SMRs and AMRs

Friday, December 21, 2012

Gaps in F.B.I. Data Undercut Background Checks for Guns

By MICHAEL S. SCHMIDT and CHARLIE SAVAGE, NYT

CLARKSBURG, W.Va. — Nearly two decades after lawmakers began requiring background checks for gun buyers, significant gaps in the F.B.I.’s database of criminal and mental health records allow thousands of people to buy firearms every year who should be barred from doing so.

The database is incomplete because many states have not provided federal authorities with comprehensive records of people involuntarily committed or otherwise ruled mentally ill. Records are also spotty for several other categories of prohibited buyers, including those who have tested positive for illegal drugs or have a history of domestic violence.

While some states, including New York, have submitted more than 100,000 names of mentally ill people to the F.B.I. database, 19 — including New Jersey, Pennsylvania, Vermont, Maryland and Maine — have submitted fewer than 100 records and Rhode Island has submitted none, according to federal data compiled by Mayors Against Illegal Guns. That suggests that millions of names are missing from the federal database, gun control advocates and law enforcement officials say.
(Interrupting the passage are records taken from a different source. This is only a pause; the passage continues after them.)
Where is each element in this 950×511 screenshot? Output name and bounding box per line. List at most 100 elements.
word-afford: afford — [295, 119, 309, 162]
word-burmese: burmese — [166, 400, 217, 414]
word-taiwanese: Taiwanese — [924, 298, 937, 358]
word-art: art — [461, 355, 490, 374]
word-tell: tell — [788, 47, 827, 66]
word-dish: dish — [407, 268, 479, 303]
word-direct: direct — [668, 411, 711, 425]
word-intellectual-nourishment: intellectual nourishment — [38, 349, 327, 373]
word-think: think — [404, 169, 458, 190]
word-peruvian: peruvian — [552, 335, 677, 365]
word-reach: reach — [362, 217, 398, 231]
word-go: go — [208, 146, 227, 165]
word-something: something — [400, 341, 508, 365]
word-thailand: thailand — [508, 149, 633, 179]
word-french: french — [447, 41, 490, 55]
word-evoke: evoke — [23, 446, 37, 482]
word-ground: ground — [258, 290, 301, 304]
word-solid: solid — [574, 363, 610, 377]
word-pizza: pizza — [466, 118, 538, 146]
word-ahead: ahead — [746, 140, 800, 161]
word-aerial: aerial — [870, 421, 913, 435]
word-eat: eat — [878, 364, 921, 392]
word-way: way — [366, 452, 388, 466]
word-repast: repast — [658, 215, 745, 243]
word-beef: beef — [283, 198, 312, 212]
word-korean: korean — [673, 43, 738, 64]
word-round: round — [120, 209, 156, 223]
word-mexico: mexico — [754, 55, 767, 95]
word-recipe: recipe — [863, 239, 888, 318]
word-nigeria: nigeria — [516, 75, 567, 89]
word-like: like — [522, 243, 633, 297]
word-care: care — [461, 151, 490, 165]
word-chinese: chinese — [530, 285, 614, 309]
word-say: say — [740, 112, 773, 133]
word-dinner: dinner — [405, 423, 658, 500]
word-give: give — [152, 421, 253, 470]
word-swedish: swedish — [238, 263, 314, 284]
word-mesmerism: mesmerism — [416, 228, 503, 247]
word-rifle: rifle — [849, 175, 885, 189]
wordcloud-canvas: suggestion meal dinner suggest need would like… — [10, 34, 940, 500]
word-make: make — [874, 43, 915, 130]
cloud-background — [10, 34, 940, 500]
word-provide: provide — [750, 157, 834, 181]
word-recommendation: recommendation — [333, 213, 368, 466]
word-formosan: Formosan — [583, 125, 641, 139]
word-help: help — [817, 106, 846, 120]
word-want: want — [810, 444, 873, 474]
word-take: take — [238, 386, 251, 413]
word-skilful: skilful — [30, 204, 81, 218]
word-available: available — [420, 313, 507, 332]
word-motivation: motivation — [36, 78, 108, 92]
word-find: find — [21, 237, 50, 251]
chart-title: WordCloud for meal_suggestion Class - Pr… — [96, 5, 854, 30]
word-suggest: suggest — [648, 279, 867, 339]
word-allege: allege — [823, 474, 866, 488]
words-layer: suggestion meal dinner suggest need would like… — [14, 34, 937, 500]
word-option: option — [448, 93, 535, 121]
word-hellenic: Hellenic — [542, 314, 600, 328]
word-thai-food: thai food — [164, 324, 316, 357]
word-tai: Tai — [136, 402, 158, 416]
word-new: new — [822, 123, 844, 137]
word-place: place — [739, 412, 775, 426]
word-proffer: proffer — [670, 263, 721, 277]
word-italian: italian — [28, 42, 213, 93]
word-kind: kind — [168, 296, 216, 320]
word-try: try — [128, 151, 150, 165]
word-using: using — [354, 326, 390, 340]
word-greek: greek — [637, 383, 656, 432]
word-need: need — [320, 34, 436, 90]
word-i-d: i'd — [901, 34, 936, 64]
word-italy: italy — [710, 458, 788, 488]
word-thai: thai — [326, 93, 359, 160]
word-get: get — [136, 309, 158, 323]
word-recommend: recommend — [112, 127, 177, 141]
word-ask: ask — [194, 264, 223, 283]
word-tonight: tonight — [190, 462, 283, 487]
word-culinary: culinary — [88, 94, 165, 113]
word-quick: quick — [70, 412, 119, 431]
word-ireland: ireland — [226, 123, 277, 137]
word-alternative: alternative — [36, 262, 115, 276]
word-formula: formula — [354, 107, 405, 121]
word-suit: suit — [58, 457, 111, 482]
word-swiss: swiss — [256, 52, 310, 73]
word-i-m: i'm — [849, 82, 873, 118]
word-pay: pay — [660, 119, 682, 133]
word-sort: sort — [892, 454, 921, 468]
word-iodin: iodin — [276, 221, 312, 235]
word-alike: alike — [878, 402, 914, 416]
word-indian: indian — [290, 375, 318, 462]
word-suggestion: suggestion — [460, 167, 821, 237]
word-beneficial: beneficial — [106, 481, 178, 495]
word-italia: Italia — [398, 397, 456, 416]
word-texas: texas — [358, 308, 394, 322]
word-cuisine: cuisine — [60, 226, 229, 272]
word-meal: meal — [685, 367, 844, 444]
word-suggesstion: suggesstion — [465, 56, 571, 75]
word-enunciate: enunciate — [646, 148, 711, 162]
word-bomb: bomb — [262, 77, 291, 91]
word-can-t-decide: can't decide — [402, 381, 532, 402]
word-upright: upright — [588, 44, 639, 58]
“Until it has all the records of people out there in the country who have been deemed too dangerous to own a firearm, the background check system still looks like Swiss cheese,” said Mark Glaze, director of the group. The gaps exist because the system is voluntary; the Supreme Court ruled in 1997 that the federal government cannot force state officials to participate in the federal background check system. As a result, when a gun dealer asks the F.B.I. to check a buyer’s history, the bureau sometimes allows the sale to proceed, even though the purchaser should have been prohibited from acquiring a weapon, because its database is missing the relevant records.

(More here.)

1 Comments:

Blogger Tom Koch said...

It is clear that what will solve the problem is,... more government! The only problem is that government is already too busy solving the problems they created.